Evaluate $ \lim_{x\rightarrow{\frac\pi2 }} (\sec(x) \tan(x))^{\cos(x)}$ without L'Hôpital's rule I have tried changing limit to $\lim_{x\rightarrow0}$ and use some trigonometry identity ($\sin^2(x)+\cos^2(x) = 1$ and $\sin (x+\pi/2) = \cos(x)$)  but doesn't work
I have no idea on how to do this now...
$$
\lim_{x\rightarrow{\frac\pi2 }} (\sec(x) \tan(x))^{\cos(x)} $$
 A: Hint: $$\lim_{t\to 0} \sin t \ln \frac{\cos t}{\sin^2t} = -2 \lim_{t\to 0} (\sin t \cdot \ln \sin t) = 0.$$
A: First observe that if $u=\cos x$: 
$$
\lim_{x\to \pi/2} (\sec x \tan x)^{\cos x}=\lim_{x\to \pi/2} \left(\frac{1}{\cos^2x}\right)^ {\cos x}=\lim_{u\to 0} \left(\frac{1}{u^2}\right)^ {u}
 $$
Now just assume that $L=\lim_{u\to 0} \left(\frac{1}{u}\right)^ {2u}$. You get:
$$
\ln L=\lim_{u\to 0} 2u\ln\left(\frac{1}{u}\right)=0 \implies L=1
$$

Remark: The last limit can be proved also without Hopital rule! To see this assume $y=\ln\left(\frac{1}{u}\right)$, then the limit turns out to be:
$$
\lim_{y\to\infty}2ye^{-y}
$$ 
To prove that the last limit is zero, we use the following inequality:
$$
0<2ye^{-y}\leq \frac{2y}{1+y+y^2/2}
$$
The limit of RHS goes to zero as $y\to\infty$.

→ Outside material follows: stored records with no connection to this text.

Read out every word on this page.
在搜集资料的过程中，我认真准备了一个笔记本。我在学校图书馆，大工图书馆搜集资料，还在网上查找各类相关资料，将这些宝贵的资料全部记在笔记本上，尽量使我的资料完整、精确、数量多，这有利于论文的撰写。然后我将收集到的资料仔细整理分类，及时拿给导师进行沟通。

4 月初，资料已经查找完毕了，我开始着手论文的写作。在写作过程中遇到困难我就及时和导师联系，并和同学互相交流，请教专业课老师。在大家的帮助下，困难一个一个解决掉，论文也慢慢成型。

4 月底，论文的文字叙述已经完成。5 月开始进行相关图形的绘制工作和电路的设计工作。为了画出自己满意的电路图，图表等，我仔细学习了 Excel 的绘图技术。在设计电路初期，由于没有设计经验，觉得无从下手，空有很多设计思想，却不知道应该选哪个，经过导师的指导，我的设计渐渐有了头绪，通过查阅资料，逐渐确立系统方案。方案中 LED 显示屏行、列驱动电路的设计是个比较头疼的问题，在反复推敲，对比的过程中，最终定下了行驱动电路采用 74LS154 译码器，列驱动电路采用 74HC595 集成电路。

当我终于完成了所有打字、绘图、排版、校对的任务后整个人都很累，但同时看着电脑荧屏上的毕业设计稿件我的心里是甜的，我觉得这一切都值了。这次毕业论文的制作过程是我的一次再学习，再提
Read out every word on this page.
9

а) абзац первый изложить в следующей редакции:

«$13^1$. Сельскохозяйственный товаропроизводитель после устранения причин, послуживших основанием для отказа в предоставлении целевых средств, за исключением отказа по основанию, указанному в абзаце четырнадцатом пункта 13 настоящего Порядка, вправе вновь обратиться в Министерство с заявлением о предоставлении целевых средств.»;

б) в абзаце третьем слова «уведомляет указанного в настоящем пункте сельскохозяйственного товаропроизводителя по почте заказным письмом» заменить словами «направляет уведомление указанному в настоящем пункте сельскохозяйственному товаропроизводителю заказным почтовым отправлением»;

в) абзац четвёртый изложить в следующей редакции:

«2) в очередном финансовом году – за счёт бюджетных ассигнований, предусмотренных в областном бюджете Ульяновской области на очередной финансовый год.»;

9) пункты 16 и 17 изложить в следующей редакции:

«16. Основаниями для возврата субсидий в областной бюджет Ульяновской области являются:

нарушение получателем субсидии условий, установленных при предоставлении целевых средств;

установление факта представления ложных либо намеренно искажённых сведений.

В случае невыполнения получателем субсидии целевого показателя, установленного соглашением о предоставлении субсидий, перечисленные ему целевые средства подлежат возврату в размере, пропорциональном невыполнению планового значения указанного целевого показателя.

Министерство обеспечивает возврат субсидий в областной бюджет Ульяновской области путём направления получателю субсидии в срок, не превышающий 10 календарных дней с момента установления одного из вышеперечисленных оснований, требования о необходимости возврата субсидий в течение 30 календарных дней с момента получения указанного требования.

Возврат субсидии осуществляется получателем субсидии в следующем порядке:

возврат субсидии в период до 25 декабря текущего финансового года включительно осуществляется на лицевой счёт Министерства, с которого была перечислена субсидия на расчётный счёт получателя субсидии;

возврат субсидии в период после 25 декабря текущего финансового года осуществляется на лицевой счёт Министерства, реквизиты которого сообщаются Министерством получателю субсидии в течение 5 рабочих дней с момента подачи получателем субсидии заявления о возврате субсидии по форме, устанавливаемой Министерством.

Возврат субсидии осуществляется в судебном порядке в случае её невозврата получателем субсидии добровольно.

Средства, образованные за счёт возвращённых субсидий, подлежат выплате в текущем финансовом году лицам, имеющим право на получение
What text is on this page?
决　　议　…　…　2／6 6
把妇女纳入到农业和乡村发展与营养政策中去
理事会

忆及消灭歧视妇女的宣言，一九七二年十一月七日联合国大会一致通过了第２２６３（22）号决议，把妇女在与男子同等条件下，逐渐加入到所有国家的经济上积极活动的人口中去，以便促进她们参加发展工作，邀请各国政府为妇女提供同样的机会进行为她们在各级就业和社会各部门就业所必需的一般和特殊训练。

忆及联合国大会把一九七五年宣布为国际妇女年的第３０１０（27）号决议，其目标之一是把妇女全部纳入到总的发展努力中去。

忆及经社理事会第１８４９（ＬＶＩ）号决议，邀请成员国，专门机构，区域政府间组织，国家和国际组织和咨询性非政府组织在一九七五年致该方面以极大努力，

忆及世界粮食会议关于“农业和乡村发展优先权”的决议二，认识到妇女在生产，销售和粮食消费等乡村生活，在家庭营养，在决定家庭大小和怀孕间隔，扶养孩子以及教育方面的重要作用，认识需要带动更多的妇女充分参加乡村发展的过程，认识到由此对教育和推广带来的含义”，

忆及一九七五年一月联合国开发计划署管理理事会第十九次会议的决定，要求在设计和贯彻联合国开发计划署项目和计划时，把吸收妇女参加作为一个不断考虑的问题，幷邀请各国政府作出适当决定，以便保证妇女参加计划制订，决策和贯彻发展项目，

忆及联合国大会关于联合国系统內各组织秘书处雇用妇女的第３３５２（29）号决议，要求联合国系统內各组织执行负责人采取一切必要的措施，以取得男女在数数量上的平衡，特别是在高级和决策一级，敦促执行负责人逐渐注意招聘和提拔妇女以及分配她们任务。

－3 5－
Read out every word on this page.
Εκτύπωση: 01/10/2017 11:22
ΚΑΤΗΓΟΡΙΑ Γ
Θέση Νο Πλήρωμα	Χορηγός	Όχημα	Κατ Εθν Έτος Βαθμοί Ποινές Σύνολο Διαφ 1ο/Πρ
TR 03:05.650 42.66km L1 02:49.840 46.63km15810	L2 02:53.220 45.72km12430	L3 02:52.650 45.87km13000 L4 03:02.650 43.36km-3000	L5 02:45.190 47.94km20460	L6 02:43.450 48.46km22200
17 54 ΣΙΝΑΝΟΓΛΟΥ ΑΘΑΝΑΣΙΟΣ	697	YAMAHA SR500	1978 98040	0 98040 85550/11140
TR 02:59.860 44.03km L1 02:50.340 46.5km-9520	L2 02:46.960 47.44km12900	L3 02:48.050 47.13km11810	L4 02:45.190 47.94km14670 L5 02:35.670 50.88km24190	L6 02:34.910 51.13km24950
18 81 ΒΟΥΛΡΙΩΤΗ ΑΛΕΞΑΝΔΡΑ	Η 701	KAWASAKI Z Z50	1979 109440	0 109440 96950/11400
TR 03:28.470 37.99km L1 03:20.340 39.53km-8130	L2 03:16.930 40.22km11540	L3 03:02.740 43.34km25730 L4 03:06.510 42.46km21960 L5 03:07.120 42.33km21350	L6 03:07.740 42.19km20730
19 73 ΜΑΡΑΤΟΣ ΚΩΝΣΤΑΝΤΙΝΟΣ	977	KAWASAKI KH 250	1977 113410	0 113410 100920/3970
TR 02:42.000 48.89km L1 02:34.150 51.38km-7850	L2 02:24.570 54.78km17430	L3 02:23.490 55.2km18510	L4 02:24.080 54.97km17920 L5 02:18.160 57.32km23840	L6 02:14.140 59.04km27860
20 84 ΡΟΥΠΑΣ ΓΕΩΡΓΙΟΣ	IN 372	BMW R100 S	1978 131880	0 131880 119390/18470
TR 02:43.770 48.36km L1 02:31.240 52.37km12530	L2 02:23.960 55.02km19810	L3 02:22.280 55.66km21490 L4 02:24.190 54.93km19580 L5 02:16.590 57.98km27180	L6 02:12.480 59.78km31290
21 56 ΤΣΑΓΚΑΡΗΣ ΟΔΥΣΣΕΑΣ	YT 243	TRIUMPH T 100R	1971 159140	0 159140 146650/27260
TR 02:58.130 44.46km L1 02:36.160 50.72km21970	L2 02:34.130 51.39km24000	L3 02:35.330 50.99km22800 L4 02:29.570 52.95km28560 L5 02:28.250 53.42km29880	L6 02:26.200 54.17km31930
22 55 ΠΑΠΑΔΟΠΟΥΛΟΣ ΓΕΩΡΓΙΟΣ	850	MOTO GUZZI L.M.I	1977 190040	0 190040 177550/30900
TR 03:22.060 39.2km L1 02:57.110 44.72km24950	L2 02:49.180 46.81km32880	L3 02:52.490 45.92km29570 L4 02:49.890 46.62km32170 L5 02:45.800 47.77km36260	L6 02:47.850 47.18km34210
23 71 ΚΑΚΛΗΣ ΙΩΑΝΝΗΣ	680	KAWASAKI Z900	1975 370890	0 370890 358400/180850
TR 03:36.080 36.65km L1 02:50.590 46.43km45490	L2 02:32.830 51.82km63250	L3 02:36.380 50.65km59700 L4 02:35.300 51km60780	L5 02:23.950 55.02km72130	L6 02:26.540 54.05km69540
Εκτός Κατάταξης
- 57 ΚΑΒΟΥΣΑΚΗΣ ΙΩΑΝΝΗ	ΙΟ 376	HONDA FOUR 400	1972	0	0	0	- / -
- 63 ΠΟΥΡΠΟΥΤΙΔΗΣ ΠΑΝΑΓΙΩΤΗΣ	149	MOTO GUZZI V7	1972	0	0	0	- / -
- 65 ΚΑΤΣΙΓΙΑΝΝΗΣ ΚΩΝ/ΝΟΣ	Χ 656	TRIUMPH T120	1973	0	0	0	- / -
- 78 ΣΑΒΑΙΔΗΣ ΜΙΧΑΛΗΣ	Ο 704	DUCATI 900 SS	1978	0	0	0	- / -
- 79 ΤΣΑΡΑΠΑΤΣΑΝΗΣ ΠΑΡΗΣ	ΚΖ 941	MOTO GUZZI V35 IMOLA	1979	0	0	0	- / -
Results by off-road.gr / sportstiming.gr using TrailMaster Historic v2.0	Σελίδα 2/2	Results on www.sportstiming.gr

A: $\lim_{x \to \pi/2}\left[\sec\left(x\right)\tan\left(x\right)\right]^{\cos\left(x\right)} = \lim_{x \to 0}x^{-2x} = \lim_{x \to 0}{\rm e}^{-2x\ln\left(x\right)}$.
Since
$\lim_{x \to 0}\left[-2x\ln\left(x\right)\right] = -2\lim_{x \to 0}{\ln\left(x\right) \over 1/x} = -2\lim_{x \to 0}{1/x \over -1/x^{2}} = 0$, $\displaystyle{\color{#ff0000}{\large\lim_{x \to \pi/2}\left[\sec\left(x\right)\tan\left(x\right)\right]^{\cos\left(x\right)} = 1}}$
$\newcommand{\abs}[1]{\left\vert #1\right\vert}$
${\bf\mbox{Without L'H$\hat{\rm o}$pital}}$:
$$
\abs{x\ln\left(x\right)}
\leq
\abs{x\left(x - 1\right)}
\to
0\quad\mbox{when}\quad x \to 0
$$